Dire, ne pas dire

Étymologiquement, la miniature n’était pourtant pas si petite

Le 7 novembre 2019

Expressions, Bonheurs & surprises

L’étymologie est parfois trompeuse et il arrive que l’on rattache un mot, tant pour le sens que pour la forme, à une racine ou à un radical dont les liens avec ce mot semblent évidents. Ainsi suppose-t-on souvent que le nom miniature est dérivé d’une forme latine comme minus, minor ou minimum, tous mots qui marquent la petitesse. La miniature serait donc d’abord, logiquement et étymologiquement, une lettre de petite taille, puis tout objet de taille réduite. Et pourtant il n’en est rien. La miniature est d’abord une lettre peinte au minium, un pigment d’oxyde de plomb rouge orangé. Et cette lettre n’est pas de petite taille, c’est même le contraire puisque notre Dictionnaire définit ainsi ce mot : « Au Moyen Âge, grande lettre initiale, ornée et historiée, tracée à l’origine en rouge avec du minium, et formant l’en-tête des chapitres d’un manuscrit ». C’est aussi le sens qu’a le nom miniatura auquel nous avons emprunté notre miniature, et que les dictionnaires d’italien présentent comme l’arte del minio, « l’art de peindre avec du minium ».

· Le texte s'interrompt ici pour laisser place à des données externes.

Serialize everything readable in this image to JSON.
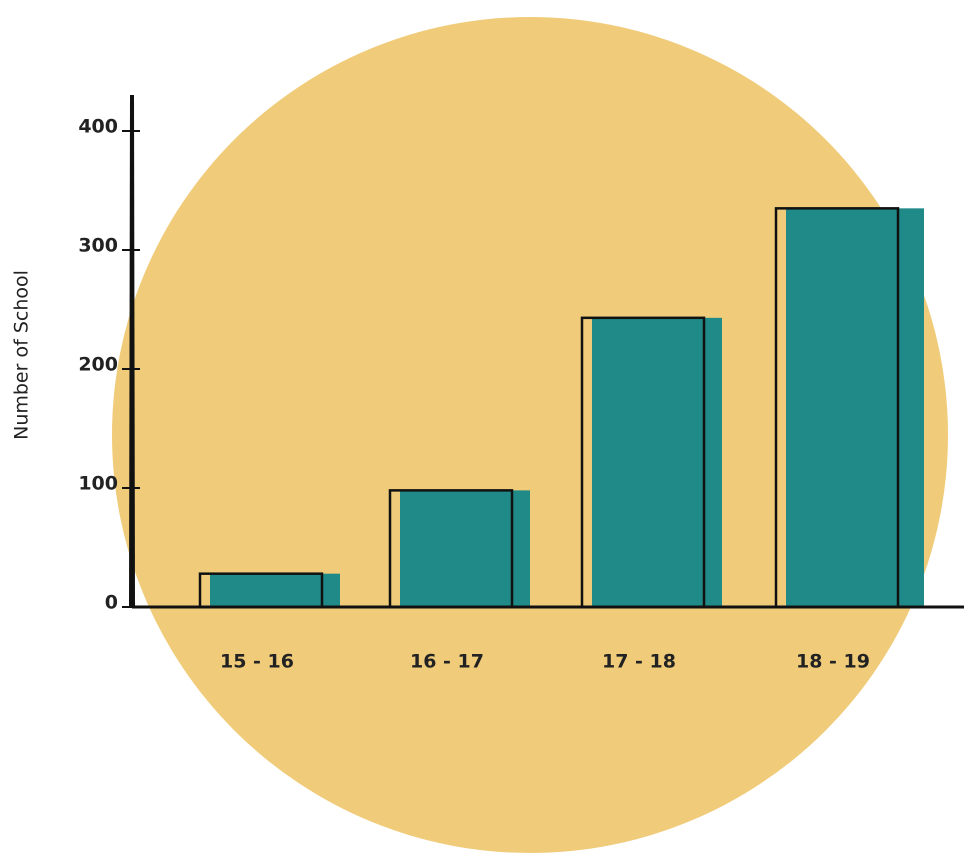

Ce n’est que par la suite, et certes plus couramment, que miniature a aussi désigné une peinture de petites dimensions illustrant les manuscrits anciens, notamment les livres liturgiques, peinture que l’on appelle aussi enluminure ; les plus connues de ces miniatures étant sans doute celles de Jean Pucelle (1300-1355) et de Jean Fouquet (1420-1481). Par la suite ce nom désigna l’art de peindre sur vélin, ivoire ou porcelaine de petits sujets, d’une facture délicate, avec des couleurs très fines appliquées à petits points ou à petits traits et, bien sûr, les œuvres de petites dimensions exécutées selon ce procédé. Plus tard enfin, ce nom désigna des ouvrages, des objets de taille réduite : Un train, une voiture miniatures. Et miniature n’est pas le seul mot à avoir connu ce type de mésaventure. Pareil sort a été réservé à l’adjectif minable. Cet adjectif n’était au départ, pas plus que le nom miniature, lié à une idée de petite taille ; c’est du nom mine qu’il tire son origine. Au sens premier était minable ce qui pouvait être miné et l’on ne s’étonnera pas que ce mot se soit d’abord appliqué, dans la langue militaire, à des forteresses. Comme celles-ci étaient parfois abattues par un travail de sape, minable a ensuite qualifié des personnes minées, usées par le travail, la misère, les privations ou la maladie, et ce n’est que dans les premières années du xxe siècle, que ce mot a été employé pour évoquer aussi ce qui était fort médiocre ou se rattachait à un esprit mesquin.

Mais il arrive également parfois que le glissement de sens se fasse dans l’autre sens. C’est ce qui est arrivé au serpent minute, une innocente bestiole qui traîne une réputation de machine à tuer à cause d’une mauvaise interprétation de son nom. Ce serpent, qui fait moins d’un centimètre de diamètre, est appelé, en anglais minute serpent, proprement « serpent minuscule ». Mais si la forme minute peut être un adjectif en anglais, ce n’est pas le cas en français où ce mot n’est qu’un nom. Minute est en effet soit un espace de temps, le plus petit que l’on connaissait au xiiie siècle, soit le premier état d’un acte officiel, un emprunt du latin médiéval minuta, ainsi nommé parce que ce brouillon était, économies obligent, écrit en petites lettres. L’espace de temps et le brouillon venant, de manière plus ou moins directe, du latin minutus, « petit, minuscule », participe passé de minuere, « diminuer, amoindrir », un verbe tiré de minus, le comparatif de parvus, « petit ».

Comme la nature, fut-elle linguistique, a horreur du vide, comme les serpents sont un objet de fascination et de répulsion et que dans la locution serpent minute, minute n’était pas compris ainsi qu’il le fallait, on a cru que cet adjectif était un nom en apposition et que ce serpent devait cette appellation au fait que seules quelques minutes suffisaient à faire passer de vie à trépas celui qu’il avait mordu ; et c’est ainsi que cet inoffensif minuscule animal a prêté, bien malgré lui, son nom à quelques serpents redoutablement venimeux, tel le mamba vert ou le mamba noir, quand bien même le premier peut atteindre deux mètres et le second, quatre.